The repression of Iranian citizens and the violation of their rights by the Iranian government continue unabated.
In a newly published report, United Nations Secretary General Ban Ki-moon expressed grave concern regarding human rights abuses in Iran, including reports of "increased executions, amputations, arbitrary arrest and detention, unfair trials, and possible torture and ill-treatment of human rights activists, lawyers and opposition activists." The report noted a "worrying trend is the increased number of cases in which political prisoners are accused of mohareb (enmity against God) offenses which carry the death penalty."

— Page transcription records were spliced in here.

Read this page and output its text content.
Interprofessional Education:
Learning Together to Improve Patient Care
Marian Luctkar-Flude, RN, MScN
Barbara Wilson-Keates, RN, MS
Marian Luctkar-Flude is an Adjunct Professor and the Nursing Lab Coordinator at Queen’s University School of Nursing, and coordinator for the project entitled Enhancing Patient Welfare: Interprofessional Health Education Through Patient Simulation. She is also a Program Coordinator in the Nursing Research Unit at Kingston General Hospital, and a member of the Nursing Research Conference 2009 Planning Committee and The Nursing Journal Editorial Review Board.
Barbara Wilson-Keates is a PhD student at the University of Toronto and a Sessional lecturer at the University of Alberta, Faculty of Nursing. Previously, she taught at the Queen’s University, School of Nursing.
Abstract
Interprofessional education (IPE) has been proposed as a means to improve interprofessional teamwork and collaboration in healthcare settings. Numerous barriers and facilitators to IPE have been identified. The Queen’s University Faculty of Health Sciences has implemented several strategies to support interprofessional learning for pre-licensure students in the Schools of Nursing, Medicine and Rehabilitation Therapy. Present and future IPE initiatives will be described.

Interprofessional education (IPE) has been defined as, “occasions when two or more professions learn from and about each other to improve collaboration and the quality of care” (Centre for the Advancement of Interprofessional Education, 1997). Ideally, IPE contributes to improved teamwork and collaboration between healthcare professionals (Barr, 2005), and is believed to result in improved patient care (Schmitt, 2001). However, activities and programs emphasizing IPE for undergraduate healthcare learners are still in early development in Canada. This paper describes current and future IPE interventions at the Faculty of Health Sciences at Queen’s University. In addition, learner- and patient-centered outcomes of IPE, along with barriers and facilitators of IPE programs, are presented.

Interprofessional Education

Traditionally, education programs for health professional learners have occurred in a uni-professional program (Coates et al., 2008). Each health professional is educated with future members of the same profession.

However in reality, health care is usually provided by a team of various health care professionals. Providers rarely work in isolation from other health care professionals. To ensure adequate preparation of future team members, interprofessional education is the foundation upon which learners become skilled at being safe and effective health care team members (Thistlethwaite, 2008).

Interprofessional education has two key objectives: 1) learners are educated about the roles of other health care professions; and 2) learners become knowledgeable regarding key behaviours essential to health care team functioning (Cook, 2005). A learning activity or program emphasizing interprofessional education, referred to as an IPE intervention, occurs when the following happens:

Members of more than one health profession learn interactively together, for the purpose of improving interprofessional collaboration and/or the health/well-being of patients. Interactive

As an example of the ongoing repression in Iran, an undisclosed number of people have recently been arrested for supposedly preaching the Baha'i faith in several Iranian cities. Bahai's are the largest non-Muslim religious minority in Iran. They are considered apostates by the government and suffer systematic persecution. In 2008 in a blatant illustration of that persecution, the government rounded up seven Baha'i national leaders, and in 2010 sentenced each to ten years in prison on trumped up charges of espionage.
Iran's treatment of the Baha'i community, as well as its repression of other minority religious groups, including Christians and Sufi Muslims, abrogate its international obligations under the Universal Declaration of Human Rights, which Iran has ratified, and which enshrines the right to freedom of thought, conscience and religion.
As noted in Secretary General Ban's report, the Iranian authorities' treatment of Baha'is and their continued repression of human rights in Iran offer strong evidence of the need for the U.N. Human Rights Council to establish a special rapporteur on Iran to gather more information on conditions there and to raise international pressure on the government to stop violating the rights of the Iranian people. The United States is working with Sweden, Zambia, the Maldives and other partners to create such a position, which is scheduled to come up for a vote in the Council in late March.
At recent address in Geneva, Secretary of State Hillary Clinton said that a positive outcome would mark "a seminal moment" for the Human Rights Council, and would test the ability of the Council to work together to advance its goals of protecting human rights and holding violators accountable. "The denial of human dignity in Iran," said Secretary Clinton, "is an outrage that deserves the condemnation of all who speak out for freedom and justice."
There is a clear need for establishment of a special U.N. Human Rights Council rapporteur on Iran, to gather evidence on human rights conditions there.